SCOTUS decision allows immediate federal Fifth Amendment takings claims

The U.S. Supreme Court issued a ruling last month in Knick v. Township of Scott which strengthened a citizen’s ability to challenge government takings of private property. The decision means that landowners can bring takings claims, such as Rails-to-Trails challenges, directly in federal court rather than spending years in state court first.

The recent case arose when the township of Scott, Pennsylvania passed an ordinance requiring that all cemeteries be kept open and accessible to the general public during daylight hours. Rose Mary Knick was found to be in violation of this ordinance when she failed to keep the small family cemetery on her 90 acres of farmland accessible to the public during the day.

Arguing that the ordinance violated the Takings Clause of the Fifth Amendment, Knick sought declaratory and injunctive relief in state court. She alleged that the ordinance effected a regulatory taking of her property because it impaired her right to use the land. However, the state court declined to rule on her claim.

Subsequently, the lower federal courts dismissed her claims because the 1985 Supreme Court case, Williamson County, required that she bring an inverse condemnation action in state court before filing in federal court.

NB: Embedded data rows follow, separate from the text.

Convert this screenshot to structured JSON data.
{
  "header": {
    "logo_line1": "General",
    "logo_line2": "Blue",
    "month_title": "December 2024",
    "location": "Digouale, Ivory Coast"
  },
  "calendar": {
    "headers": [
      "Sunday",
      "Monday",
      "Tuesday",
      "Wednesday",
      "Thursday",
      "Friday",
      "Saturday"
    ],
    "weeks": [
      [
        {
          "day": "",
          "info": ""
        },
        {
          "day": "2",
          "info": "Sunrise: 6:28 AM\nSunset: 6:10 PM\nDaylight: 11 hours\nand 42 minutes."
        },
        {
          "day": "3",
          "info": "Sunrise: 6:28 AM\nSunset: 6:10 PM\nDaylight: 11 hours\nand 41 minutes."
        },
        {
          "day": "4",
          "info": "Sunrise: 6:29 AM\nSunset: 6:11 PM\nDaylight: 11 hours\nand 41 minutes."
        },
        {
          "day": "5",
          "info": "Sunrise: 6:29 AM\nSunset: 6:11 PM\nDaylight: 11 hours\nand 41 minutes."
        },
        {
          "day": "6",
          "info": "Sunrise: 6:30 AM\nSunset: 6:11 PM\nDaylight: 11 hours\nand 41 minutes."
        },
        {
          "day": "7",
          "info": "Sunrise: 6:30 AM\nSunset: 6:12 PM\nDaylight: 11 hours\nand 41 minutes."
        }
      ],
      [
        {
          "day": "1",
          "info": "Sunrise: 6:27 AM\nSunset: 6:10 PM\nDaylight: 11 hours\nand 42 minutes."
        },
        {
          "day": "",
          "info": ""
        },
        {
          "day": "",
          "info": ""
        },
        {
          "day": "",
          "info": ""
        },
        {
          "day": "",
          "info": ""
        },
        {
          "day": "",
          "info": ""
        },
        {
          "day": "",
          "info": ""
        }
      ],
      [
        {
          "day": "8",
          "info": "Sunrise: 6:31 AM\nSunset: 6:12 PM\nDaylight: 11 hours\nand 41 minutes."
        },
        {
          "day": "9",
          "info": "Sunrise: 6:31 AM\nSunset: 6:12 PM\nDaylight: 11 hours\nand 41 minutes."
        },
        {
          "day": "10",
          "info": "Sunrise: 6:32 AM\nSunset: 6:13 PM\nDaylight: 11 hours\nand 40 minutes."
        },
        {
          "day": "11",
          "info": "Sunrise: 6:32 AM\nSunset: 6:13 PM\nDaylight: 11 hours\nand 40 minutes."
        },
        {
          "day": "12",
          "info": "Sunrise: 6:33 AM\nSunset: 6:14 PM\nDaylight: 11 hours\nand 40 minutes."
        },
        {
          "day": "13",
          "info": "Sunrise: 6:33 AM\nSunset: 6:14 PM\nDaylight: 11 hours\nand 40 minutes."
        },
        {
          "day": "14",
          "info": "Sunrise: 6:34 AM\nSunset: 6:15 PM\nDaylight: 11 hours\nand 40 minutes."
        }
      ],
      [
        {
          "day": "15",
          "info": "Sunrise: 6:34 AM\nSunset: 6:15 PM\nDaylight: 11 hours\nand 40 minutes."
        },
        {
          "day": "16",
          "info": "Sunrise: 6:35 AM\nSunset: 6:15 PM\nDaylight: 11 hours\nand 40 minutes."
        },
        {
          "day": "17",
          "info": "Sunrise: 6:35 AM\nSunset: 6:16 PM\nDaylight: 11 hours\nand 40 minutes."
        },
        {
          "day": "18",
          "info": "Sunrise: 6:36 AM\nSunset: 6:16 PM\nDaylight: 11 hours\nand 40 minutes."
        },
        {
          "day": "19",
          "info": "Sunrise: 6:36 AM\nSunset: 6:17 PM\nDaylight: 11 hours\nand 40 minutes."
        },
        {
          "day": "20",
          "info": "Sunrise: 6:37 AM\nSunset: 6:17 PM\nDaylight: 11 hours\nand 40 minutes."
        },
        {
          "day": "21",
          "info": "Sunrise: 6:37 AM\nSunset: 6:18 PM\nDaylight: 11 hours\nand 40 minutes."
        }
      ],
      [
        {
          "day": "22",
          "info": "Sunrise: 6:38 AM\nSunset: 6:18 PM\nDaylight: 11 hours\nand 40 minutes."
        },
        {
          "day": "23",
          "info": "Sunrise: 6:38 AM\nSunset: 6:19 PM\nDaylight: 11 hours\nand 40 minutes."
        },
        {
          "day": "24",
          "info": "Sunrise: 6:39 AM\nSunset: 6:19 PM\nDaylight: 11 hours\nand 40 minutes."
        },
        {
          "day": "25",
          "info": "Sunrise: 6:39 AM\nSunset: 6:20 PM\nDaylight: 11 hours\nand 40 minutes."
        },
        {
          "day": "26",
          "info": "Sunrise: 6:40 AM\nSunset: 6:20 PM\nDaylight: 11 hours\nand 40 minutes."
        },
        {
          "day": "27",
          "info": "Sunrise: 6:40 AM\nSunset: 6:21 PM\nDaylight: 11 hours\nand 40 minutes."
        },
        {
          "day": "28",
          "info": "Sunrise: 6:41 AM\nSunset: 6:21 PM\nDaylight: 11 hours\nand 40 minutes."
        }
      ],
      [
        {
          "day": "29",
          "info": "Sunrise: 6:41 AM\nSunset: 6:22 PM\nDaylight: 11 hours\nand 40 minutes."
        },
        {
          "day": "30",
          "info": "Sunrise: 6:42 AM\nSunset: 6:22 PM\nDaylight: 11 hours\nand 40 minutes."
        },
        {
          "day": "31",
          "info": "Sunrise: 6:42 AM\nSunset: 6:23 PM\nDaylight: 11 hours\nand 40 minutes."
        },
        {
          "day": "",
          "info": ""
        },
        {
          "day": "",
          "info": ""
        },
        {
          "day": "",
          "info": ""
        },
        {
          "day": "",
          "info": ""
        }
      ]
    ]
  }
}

In deciding this case, the U.S. Supreme Court overturned Williamson County – holding that the state first litigation requirement is unworkable in practice. If a property owner brings an inverse condemnation suit in state court, the full faith and credit statute bars the case from being relitigated in federal court.

The Court held that a property owner’s Fifth Amendment right to just compensation arises immediately when a taking occurs. It does not depend on what remedies are available to the property owner or whether the taking occurred by the local, state, or federal level of government.

The holding bears no effect on the constitutionality of a regulation or condemnation. It only provides a direct, federal remedy for property owners to seek just compensation.